Semesta takkan pernah menjawab pertanyaannya. Baginya semesta merupakan lambang kebodohan. Aku dianggapnya sedikit lebih cerdas ketimbang semesta. Ia memberikan pertanyaan pada semesta tentang keberadaan orang-orang marginal. Baginya semesta tak akan mampu menjawab tanya dari dia.
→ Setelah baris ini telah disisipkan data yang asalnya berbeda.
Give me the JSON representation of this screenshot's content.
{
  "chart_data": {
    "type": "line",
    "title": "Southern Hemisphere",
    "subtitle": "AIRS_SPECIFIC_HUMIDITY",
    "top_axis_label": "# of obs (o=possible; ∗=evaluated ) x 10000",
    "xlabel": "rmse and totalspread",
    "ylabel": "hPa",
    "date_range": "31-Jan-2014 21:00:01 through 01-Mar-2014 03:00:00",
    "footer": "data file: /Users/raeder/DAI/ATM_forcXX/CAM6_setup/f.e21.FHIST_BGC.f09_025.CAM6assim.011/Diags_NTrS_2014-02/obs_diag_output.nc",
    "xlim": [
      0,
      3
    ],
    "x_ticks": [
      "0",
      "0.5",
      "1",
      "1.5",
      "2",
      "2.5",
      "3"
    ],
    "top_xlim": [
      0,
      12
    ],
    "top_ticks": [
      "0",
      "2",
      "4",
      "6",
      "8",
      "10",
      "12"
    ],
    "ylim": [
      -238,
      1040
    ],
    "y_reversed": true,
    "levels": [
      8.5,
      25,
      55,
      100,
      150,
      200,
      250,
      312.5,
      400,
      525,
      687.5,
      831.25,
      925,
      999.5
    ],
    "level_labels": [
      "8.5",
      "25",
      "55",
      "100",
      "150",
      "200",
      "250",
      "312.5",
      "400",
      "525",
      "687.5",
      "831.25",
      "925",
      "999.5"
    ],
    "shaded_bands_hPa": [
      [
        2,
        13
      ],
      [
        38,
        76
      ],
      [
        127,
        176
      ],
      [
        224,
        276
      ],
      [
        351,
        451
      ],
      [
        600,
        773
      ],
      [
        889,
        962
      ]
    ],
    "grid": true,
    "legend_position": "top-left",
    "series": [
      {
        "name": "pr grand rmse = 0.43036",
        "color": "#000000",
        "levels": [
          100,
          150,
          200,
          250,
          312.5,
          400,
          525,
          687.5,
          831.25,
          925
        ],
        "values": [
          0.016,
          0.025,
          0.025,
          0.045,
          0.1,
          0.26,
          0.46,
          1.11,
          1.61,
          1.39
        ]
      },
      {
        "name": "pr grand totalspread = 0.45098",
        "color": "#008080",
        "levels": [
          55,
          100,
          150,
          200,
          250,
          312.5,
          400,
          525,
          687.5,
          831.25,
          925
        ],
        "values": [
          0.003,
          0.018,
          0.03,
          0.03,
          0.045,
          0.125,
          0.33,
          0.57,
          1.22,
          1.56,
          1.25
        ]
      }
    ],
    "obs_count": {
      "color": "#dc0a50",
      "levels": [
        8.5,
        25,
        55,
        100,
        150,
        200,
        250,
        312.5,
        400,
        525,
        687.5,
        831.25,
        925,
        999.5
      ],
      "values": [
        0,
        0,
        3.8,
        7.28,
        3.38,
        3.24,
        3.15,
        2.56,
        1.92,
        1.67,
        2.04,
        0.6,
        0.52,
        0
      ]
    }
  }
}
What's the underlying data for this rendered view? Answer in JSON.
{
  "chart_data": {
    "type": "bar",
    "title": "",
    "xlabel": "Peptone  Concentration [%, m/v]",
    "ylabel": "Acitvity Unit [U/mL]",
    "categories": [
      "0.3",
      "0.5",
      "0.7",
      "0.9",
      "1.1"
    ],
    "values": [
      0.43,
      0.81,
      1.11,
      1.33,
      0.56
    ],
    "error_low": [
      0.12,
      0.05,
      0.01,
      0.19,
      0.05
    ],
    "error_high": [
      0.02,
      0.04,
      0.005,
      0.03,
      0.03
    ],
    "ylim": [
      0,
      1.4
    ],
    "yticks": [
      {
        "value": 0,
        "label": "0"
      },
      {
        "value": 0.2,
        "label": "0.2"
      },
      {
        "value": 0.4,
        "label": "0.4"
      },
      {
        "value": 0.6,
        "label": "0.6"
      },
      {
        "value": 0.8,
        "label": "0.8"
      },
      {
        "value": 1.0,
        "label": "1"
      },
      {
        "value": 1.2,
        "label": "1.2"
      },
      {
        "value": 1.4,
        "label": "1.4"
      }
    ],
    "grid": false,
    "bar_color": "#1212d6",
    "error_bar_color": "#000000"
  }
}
"Selama orang-orang miskin, anak terlantar, orang-orang cacat masih tampak di mataku, aku menafikan keberadaan semesta," kalimat yang sering kali diucapnya.
Aku selalu bersamanya. Dirinya merupakan sosok yang sangat berbakat dalam hal-hal filosofis. Tingkahnya tak mudah ditebak. Terkadang, setiap pagi aku berjalan sendiri mencarinya. Ternyata tanpa sepengetahuanku, ia sudah berada di belakangku. Dia selalu memberikan pertolongan pada orang-orang susah. Aku tertarik padanya, aku memutuskan menjadi muridnya.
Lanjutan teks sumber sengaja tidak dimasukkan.